No Instagram a arroba é pinheiiiroo. A referência é ao nome do meio, herdado da mãe, a paulista Alessandra, cujo sobrenome evoca a árvore típica de Natais no frio do hemisfério norte, em imagem que os brasileiros importaram ao assistir a filmes de fim de ano dos Estados Unidos.

O outro sobrenome é Braathen. É norueguês, herdado do pai Bjørn, dono do nome mais escandinavo possível. A pronúncia é complexa para o léxico tupiniquim. Os dois "a", em línguas nórdicas, soam como um "o". O "t" é um leve toque da língua no palato superior. Parece com Brótun.

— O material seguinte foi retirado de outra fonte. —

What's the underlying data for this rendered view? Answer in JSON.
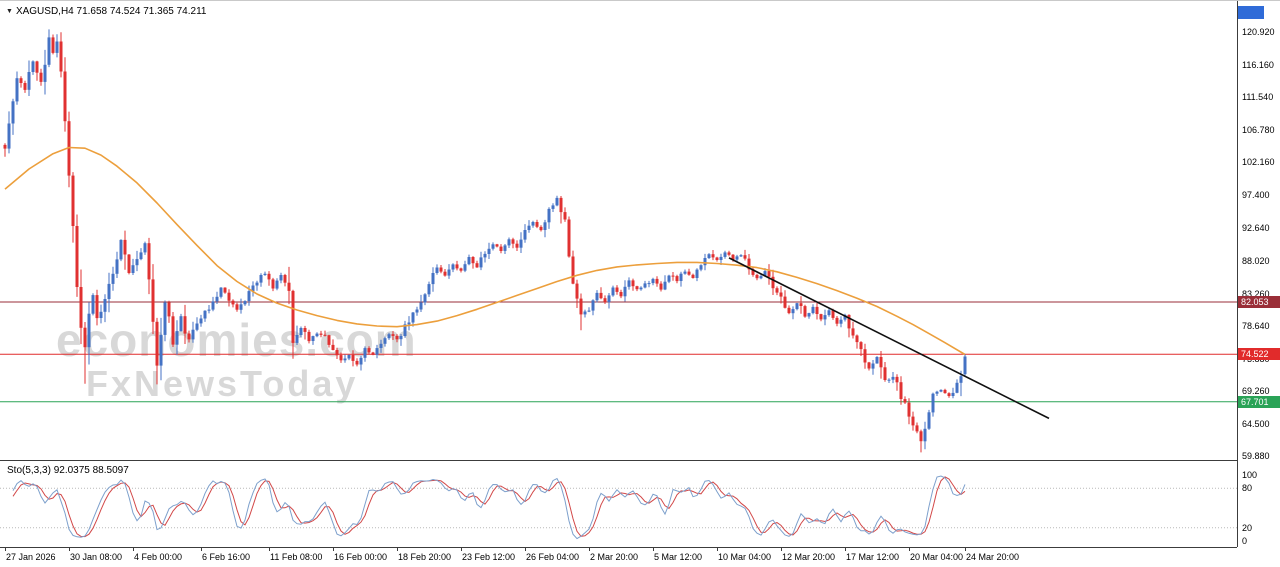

Aqui, ninguém fala Braathen corretamente. Lá na Noruega, onde Lucas Pinheiro Braathen nasceu, o sobrenome brasileiro sempre foi o desafio. Por lá, pelo jeito espontâneo, à flor da pele, ele sempre foi visto como estrangeiro.

Por aqui, quando tropeçava na dezena de conjugações verbais das línguas românicas, se sentia um tanto gringo. Foi crescendo, nas pontes aéreas de pais separados por um oceano Atlântico e culturas diferentes.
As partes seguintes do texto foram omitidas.